Capitolo 44

17 0 0
                                    

CAPITOLO 44

Se potessi, spiegherei il meccanismo che si è innescato nel mio cervello.
Ma no, è davvero impossibile. Non lo capisco nemmeno io. Sul cuore verteva il peso di una massa insopportabile alla quale non saprei dare un nome. La sentivo fare pressione su di esso, come a volerlo spingere giù e metterlo a tacere per sempre. Il peso era così fastidioso, che mi sembrava di non riuscire a respirare, pensare, ragionare. Ero come uno smartphone al 3% indirizzato verso il 2%. Mi stavo per spegnere in un tempo limitato. Sentivo la parte centrale del mio organo vitale implodere. Avvertivo una bomba che stava per esplodere e ridurmi in mille pezzi. Non la solita mina di rabbia. Ma un uragano, una tempesta, un maremoto del più alto magnitudo messi assieme. Sentivo la saliva percorrermi la gola bruciante. Mi strozzai. Stavo per esplodere. Strinsi i denti, provai a trattenermi. Mi facevano male gli zigomi. Ero stanca di mettere da parte le mie vere emozioni per gli altri. Gli altri che fingono di voler sapere come stai, di volerti aiutare. Quanti messaggi ci sono dietro un "ci sei?", "ci prendiamo un caffè", "ti va una birra o una passeggiata assieme?". La gente non arrivava al fatto che non fossero semplici inviti o voglia di provarci. Erano vere e proprie richieste di aiuto. Era un modo per dire "mi sento davvero sola, ma non te lo dirò mai, sono troppo orgogliosa. Ma ti prego, stai con me". Non avrei mai ammesso la mia voglia di compagnia in alcuni momenti bui. Volevo che la gente ci fosse per piacere, non per pietà.
Ed effettivamente c'era una persona che mi stava volentieri accanto. Ma l'avevo appena mandata in ospedale. Questo mi aveva letteralmente sfregiato l'equilibrio emotivo, già più che traballante. Vedevo la gente vivere una vita socialmente normale, soddisfacente. Il problema ero io. Il mio modo di vivere e relazionarmi. Altrimenti non c'era altra spiegazione. Gli ostacoli vanno rimossi alla radice. Ed era ciò che stavo per fare, premendo quel grilletto.

JUSTIN

Bianche e delicate come petali di plumeria alba, le sue dita sottili sfioravano il palmo delle mie mani, che le stringeva tremante. Il mio cuore vibrava spaventato per ciò che i miei occhi avrebbero potuto vedere girando il mio viso verso destra. Immaginai che le foglie circondanti la ragazza che amavo, fossero diventate rosso sangue e che, dopo quel tonfo, il suo cuore avesse smesso di battere. Non avevo il coraggio di voltarmi. Il mio corpo sovrastava ancora il suo. Deglutii e mi feci forza, stringendo la sua mano che il mio palmo custodiva ancora. Mi girai. Aprii lentamente gli occhi. Non c'era sangue, eppure il suo capo era fisso sul prato, immobile, girato dal lato opposto rispetto alla mia faccia. Mi avvicinai piano piano al suo viso. Teneva le palpebre contratte. Aveva le guance bagnate dalle lacrime che cadevano come sottili cascate. Allungai il braccio e le sfiorai delicatamente una guancia, amareggiato.

-Mi dispiace, Cel...

-Zitto! Non voglio sentirti. Mi hai stancata. Perché mi hai fermata? Perché mi hai impedito di trovare finalmente la pace?

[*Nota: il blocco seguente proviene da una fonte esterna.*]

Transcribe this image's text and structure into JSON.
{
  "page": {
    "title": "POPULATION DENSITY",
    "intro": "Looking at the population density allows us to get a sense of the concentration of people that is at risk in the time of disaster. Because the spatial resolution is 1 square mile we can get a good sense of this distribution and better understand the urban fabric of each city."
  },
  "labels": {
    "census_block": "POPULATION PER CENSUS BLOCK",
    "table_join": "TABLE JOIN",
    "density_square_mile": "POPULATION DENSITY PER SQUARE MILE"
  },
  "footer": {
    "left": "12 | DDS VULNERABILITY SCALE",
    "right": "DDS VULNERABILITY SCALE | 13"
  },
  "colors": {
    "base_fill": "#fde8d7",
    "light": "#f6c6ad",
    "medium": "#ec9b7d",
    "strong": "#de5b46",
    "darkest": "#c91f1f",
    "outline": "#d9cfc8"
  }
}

A stento riusciva a parlare. Capii che aveva un nodo in gola.

-Perché ti amo.

Si alzò di scatto e mi diede uno schiaffo forte e rumoroso.

-Tu non sai cosa significhi amare qualcuno! Basta! E ora uccidimi, se vuoi. Ti alzerò le mani ogni volta che ne avrò l'occasione!

Strinsi i denti. Mi sentii uno schifo. Non sapevo come spiegarglielo. Ma dovevo. Lei doveva sapere.

-Siediti. Devo parlarti- le dissi con calma.

-Non faccio ciò che mi dici, non sono ai tuoi ordini!

Mi alzai e le presi le mani con dolcezza.

-Ti prego, siediti. È importante. Devi sapere perché mi comporto così.